I reallly don't think it is that big of deal that some pick up huge amounts of votes overnight.  Lots of people have graveyard shifts and are up all night, so it's reasonable to expect a lot of votes overnight.  

Sure, some may be getting more than others, but you know...if they want to rally their friends to vote for them and their friends choose to do so that's their prerogative.  I don't really think that's cheating. 

Someone made a good point that a lot of these folks post on makeup sites, so the members may recognize them and vote.  

I have noticed a good amount of Specktra members in the contest and have been spreading my daily vote around.   







Props to the members who posted!  Looking good!


----------



## Weasel (Jan 11, 2008)

i think there's probably something like that going on with a few of the girls on there

some of the makeup in the top 10 isn't really fantastic
so glad to see lauren in the top 10! (queen of blending)


----------



## Juneplum (Jan 11, 2008)

ditto jen! i've noticed a bunch of *awesome* specktra and lj members and have been giving them my daily vote too


----------



## Marielle001 (Jan 11, 2008)

I find of most of the entries incredibly uninteresting...


----------



## _trimm_trabb (Jan 12, 2008)

Quote:

   Originally Posted by *Marielle001* 

 
_I find of most of the entries incredibly uninteresting..._

 
I agree...and wtf is up with the person with the most votes not even wearing any makeup?! Confusing.


----------



## MAC_Whore (Jan 12, 2008)

Quote:

   Originally Posted by *_trimm_trabb* 

 
_I agree...and wtf is up with the person with the most votes not even wearing any makeup?! Confusing._

 
It is hard to tell if she is, considering that it is black and white.  Just consider this though...a natural look is just as much a look as a wild, crazy, vivid look.  Just a thought.  If you are truly and "Original" you do what feels right to you.


----------



## BeautyPsycho (Jan 12, 2008)

I think it would have been smart to have a deadline for entries, and start voting the same day for everyone.


----------



## priss (Jan 12, 2008)

according to macpro,
you *can *be a makeup artist and enter.  you *cannot* be a mac employee and enter.


----------



## Honey2 (Jan 13, 2008)

Quote:

   Originally Posted by *_trimm_trabb* 

 
_I agree...and wtf is up with the person with the most votes not even wearing any makeup?! Confusing._

 
That is really making me mad. It's a black and white photo with no make-up that I can see. GRRR 
* Quote:

  Contestants should be judges based on the following guidelines:
Contestant can be of any race, sex or age.
Contestants with an original fashion sense that embodies individual style both in their clothing and make up. Looking for distinctive, bold fashion figures that mirror MAC brand and philosophy — edgy, individualistic and distinct. 
Contestants who think outside the fashion box or not tied to current trends but to a style that sets them apart and is inspired by personal style. 
Contestants whose make up is not tied to current trends but creates a look based on their individual style and personality, making them "Originals".  
 
I don't see any of that from that photo.
*


----------



## priss (Jan 13, 2008)

while the girl with the most votes isnt my personal favorite i will conceed this:

  she is a darker skinned african american and it takes A LOT of makeup to show up on  black and white photos of darker skinned african americans. 
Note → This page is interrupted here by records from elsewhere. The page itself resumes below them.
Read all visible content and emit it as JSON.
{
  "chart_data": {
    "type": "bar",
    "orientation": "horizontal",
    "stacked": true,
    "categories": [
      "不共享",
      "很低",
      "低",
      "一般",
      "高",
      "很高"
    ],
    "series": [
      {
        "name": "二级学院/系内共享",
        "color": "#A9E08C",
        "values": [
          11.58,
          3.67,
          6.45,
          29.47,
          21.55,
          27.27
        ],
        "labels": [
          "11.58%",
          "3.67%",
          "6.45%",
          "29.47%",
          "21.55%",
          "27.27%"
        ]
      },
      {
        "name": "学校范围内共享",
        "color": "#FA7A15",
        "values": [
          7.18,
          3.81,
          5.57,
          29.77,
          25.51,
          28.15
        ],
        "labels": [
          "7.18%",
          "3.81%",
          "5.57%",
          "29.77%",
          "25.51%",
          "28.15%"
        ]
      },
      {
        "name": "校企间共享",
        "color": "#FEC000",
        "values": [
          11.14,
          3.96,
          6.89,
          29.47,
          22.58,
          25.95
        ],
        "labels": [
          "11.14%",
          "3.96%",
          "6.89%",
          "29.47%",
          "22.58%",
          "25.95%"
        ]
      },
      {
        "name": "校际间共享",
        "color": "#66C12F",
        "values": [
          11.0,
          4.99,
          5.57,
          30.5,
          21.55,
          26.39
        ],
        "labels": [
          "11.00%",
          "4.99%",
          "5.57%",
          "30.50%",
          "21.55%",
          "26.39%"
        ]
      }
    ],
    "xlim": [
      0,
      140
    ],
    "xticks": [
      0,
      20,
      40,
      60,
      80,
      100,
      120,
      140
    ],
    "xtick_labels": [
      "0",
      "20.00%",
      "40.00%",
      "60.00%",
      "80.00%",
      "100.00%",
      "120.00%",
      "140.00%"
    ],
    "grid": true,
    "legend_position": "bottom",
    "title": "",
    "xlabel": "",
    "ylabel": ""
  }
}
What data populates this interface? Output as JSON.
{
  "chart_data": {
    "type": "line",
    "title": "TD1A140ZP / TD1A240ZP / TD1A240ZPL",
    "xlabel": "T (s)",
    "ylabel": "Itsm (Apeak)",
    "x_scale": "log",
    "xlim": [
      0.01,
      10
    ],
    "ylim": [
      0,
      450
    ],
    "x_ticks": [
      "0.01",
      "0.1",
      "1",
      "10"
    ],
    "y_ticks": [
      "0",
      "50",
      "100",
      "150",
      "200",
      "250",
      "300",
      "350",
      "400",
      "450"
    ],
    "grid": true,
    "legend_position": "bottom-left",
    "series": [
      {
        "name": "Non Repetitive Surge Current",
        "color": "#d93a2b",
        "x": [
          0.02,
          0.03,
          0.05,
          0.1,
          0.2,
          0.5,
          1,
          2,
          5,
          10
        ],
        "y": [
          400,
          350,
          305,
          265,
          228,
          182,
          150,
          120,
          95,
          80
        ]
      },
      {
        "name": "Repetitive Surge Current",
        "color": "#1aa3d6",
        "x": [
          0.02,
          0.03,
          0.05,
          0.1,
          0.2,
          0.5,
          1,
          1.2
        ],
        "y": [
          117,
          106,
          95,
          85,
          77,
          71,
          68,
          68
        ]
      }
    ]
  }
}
 it is possible that she has used undereye highlight in some type of matte formulation- her right cheek is clearly lighter than her left cheek. her brow has clearly been groomed.  if she has  neutral mattes on her face, and used chestnut liner (her statement does say its her favorite) with a matte lipstick; that explains why she looks like she has nothing on.

my complaint isnt how much or the lack of makeup anybody uses. im dont have a problem with her any more than i have a problem with folks who clearly used airbrush machines, are men (and didnt say so in the statement), etc. thats what mac is all about. thats what being an original is about.

i do have a huge problem with mac not giving a closing date for posting pictures and then letting the voting start.  that way every contestant would have the same shot at winning.  the way the current contest is being run- a person that uploaded on the jan 2 has a advantage over a person that didnt upload till midway thru or near the end.

i guess thats why mac is great at makeup and not our authority on statistics!!  everybody has to be good at something


----------



## ms.marymac (Jan 15, 2008)

Quote:

   Originally Posted by *Honey2* 

 
_That is really making me mad. It's a black and white photo with no make-up that I can see. GRRR 
*

I don't see any of that from that photo.
*_

 
Ah, but if you think about it, she may have known that a majority of the contestants would have vivid, bright makeup on. By wearing natural makeup, she is an original in that group.


----------



## j_absinthe (Jan 16, 2008)

Quote:

   Originally Posted by *ms.marymac* 

 
_Ah, but if you think about it, she may have known that a majority of the contestants would have vivid, bright makeup on. By wearing natural makeup, she is an original in that group._

 
That's a cop-out. You're entering a MAC competition, you should at least be able to see the product in some respect. I wouldn't be such a hater if perhaps she decided to go with a color photograph, B&W photography deceives.


----------



## ms.marymac (Jan 16, 2008)

Quote:

   Originally Posted by *j_absinthe* 

 
_That's a cop-out. You're entering a MAC competition, you should at least be able to see the product in some respect. I wouldn't be such a hater if perhaps she decided to go with a color photograph, B&W photography deceives._

 
Actually, it was just me being a smart ass, lol.


----------



## j_absinthe (Jan 16, 2008)

Ah, duely noted. The internets and its lack of notable inflection makes it hard to detect sometimes.


----------